Pendant les crises sanitaires de 2020, j'ai lancé un blog (qui est devenu plus tard cette newsletter) comme outil pour mieux échanger avec mon équipe et mon réseau. Pour penser librement et en dehors d’un contexte de bureau. J'ai toujours écouté et réfléchi aux idées et aux expériences de mes collègues. Le blog a élargi cette possibilité.

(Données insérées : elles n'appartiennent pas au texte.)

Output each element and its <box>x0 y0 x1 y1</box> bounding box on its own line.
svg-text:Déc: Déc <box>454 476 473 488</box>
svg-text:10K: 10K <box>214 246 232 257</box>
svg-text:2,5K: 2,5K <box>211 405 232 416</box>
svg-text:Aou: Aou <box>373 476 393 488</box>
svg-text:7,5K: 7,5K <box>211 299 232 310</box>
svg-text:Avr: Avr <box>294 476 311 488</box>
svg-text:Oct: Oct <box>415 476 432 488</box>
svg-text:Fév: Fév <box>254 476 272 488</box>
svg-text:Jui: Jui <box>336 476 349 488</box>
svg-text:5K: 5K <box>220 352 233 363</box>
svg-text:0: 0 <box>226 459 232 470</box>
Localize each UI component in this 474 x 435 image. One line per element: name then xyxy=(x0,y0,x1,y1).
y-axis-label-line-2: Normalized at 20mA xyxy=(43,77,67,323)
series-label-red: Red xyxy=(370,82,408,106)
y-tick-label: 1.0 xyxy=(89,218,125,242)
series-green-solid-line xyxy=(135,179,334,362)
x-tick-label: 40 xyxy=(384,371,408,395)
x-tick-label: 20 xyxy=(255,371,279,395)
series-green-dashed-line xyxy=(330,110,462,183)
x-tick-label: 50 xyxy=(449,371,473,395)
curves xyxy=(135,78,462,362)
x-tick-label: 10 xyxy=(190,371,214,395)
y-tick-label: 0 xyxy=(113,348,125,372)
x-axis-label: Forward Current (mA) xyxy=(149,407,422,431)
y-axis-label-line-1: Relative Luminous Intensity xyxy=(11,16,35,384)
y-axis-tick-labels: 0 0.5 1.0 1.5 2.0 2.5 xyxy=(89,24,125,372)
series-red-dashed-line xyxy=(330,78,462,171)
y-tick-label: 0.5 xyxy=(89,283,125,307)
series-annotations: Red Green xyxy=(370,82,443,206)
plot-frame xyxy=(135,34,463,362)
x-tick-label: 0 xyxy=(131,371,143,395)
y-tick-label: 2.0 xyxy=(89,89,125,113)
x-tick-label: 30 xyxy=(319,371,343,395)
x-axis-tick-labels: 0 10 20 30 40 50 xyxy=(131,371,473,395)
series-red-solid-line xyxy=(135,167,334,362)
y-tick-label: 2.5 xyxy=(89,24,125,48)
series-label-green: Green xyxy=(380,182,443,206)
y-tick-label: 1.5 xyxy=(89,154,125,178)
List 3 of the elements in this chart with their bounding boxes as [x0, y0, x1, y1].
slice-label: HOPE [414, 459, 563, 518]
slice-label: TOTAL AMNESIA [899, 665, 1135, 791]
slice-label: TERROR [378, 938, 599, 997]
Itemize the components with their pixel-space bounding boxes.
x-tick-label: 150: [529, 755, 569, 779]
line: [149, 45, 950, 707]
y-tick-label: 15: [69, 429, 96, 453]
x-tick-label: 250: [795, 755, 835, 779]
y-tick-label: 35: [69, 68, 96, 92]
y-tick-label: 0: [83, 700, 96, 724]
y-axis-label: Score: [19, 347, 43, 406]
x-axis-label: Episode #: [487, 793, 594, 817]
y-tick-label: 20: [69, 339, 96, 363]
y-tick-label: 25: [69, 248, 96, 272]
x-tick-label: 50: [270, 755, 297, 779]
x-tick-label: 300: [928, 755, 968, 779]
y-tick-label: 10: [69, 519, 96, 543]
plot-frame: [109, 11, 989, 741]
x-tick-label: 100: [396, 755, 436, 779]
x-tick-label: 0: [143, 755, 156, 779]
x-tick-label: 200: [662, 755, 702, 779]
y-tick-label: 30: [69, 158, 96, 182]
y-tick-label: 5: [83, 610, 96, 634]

J'ai également commencé à publier des conversations ou des entretiens mensuels portant sur une variété de pensées et sur les personnes qui les expriment (ce qui est devenu plus tard le "thoughtleaders" podcast). Les questions, conclusions et résultats de cette quête font désormais partie de mon travail, de ma prise de décision et ont profondément influencé le document mentionné. J'aimerais en partager certaines parties dans les prochaines newsletters, car elles soulèvent des questions toujours pertinentes sur l'enseignement supérieur contemporain !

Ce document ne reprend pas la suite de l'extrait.